LIABILITY & LEGAL ASPECTS (Lesson 20 of 28)
There are two types of defamation: libel and slander. Civil Code Section 45 defines libel. Libel is written and slander is spoken. “Libel is a false and unprivileged publication by writing, printing, picture, effigy, or other fixed representation to the eye, which exposes any person to hatred, contempt, ridicule, or obloquy, or which causes him to be shunned or avoided, or which has a tendency to injure him in his occupation.”
Defamatory language not libelous on its face is not actionable unless the plaintiff alleges and proves that he has suffered special damage as a proximate result thereof. (Civil Code section 45a.)
Slander is established in Civil Code Section 46.

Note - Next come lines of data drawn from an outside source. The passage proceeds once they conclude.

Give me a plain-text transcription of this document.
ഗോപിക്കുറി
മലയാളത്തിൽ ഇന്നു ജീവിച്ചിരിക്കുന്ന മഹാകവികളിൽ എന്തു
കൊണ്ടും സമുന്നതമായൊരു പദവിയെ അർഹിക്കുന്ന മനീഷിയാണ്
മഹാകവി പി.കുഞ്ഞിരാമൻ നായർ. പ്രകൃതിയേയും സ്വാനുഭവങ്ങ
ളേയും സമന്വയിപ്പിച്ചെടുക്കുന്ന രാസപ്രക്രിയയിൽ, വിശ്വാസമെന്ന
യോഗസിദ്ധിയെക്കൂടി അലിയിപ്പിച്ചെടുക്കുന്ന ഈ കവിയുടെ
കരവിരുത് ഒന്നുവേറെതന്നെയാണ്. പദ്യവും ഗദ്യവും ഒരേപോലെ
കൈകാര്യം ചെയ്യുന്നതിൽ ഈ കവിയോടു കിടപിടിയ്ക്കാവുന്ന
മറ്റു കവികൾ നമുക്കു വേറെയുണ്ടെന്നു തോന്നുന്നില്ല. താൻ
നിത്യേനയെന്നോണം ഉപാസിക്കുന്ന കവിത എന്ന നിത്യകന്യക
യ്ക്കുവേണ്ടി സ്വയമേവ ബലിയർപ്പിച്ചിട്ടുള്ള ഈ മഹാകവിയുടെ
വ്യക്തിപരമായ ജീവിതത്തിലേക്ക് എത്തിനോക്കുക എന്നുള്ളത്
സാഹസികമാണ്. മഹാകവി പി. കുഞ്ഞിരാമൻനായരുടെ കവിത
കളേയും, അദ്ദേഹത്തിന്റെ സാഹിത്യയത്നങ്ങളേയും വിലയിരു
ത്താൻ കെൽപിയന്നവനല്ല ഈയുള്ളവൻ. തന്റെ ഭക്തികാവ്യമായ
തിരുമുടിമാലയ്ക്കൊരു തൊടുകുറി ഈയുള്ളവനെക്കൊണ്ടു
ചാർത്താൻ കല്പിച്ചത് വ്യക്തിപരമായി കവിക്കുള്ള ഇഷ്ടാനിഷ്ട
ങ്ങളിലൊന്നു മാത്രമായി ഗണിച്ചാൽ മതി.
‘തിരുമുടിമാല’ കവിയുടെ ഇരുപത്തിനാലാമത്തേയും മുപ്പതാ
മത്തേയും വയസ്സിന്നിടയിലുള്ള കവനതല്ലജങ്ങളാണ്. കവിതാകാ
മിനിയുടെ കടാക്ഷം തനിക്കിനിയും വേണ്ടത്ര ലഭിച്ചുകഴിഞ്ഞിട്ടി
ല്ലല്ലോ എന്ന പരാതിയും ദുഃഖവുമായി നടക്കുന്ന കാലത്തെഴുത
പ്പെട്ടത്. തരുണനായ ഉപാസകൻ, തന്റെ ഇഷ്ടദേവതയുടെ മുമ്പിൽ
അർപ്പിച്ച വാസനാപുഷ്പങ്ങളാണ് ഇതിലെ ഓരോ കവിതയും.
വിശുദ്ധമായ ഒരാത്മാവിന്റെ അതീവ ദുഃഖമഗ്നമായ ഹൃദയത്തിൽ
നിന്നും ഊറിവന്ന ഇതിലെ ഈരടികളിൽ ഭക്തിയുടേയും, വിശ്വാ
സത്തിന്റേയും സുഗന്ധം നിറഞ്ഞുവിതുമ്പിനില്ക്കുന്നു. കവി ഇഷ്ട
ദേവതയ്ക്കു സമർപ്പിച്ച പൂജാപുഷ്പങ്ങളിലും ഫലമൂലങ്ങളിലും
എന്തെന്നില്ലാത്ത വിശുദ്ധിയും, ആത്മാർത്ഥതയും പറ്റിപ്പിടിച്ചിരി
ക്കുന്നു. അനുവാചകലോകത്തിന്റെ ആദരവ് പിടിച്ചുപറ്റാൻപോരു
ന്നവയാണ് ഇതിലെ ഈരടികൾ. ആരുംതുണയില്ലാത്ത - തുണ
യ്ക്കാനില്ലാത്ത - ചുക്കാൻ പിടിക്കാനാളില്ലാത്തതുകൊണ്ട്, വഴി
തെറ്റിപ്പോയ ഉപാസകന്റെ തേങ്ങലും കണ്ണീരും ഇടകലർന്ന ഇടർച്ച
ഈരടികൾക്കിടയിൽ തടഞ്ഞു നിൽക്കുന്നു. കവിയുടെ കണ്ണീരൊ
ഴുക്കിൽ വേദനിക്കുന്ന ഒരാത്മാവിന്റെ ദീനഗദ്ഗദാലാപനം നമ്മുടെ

Slander is a false and unprivileged publication, orally uttered, and also communications by radio or any mechanical or other means which:
- Charges any person with crime, or with having been indicted, convicted, or punished for crime;
- Imputes in him the present existence of an infectious, contagious, or loathsome disease;
- Tends directly to injure him in respect to his office, profession, trade or business, either by imputing to him general disqualification in those respects which the office or other occupation peculiarly requires, or by imputing something with reference to his office, profession, trade, or business that has a natural tendency to lessen its profits;
- Imputes to him impotence or a want of chastity; or
- Which, by natural consequence, causes actual damage.
Truth is always a defense to any defamation action. Thus, if the horrible statement, though injurious, happens to be true, then there is no liability for defamation.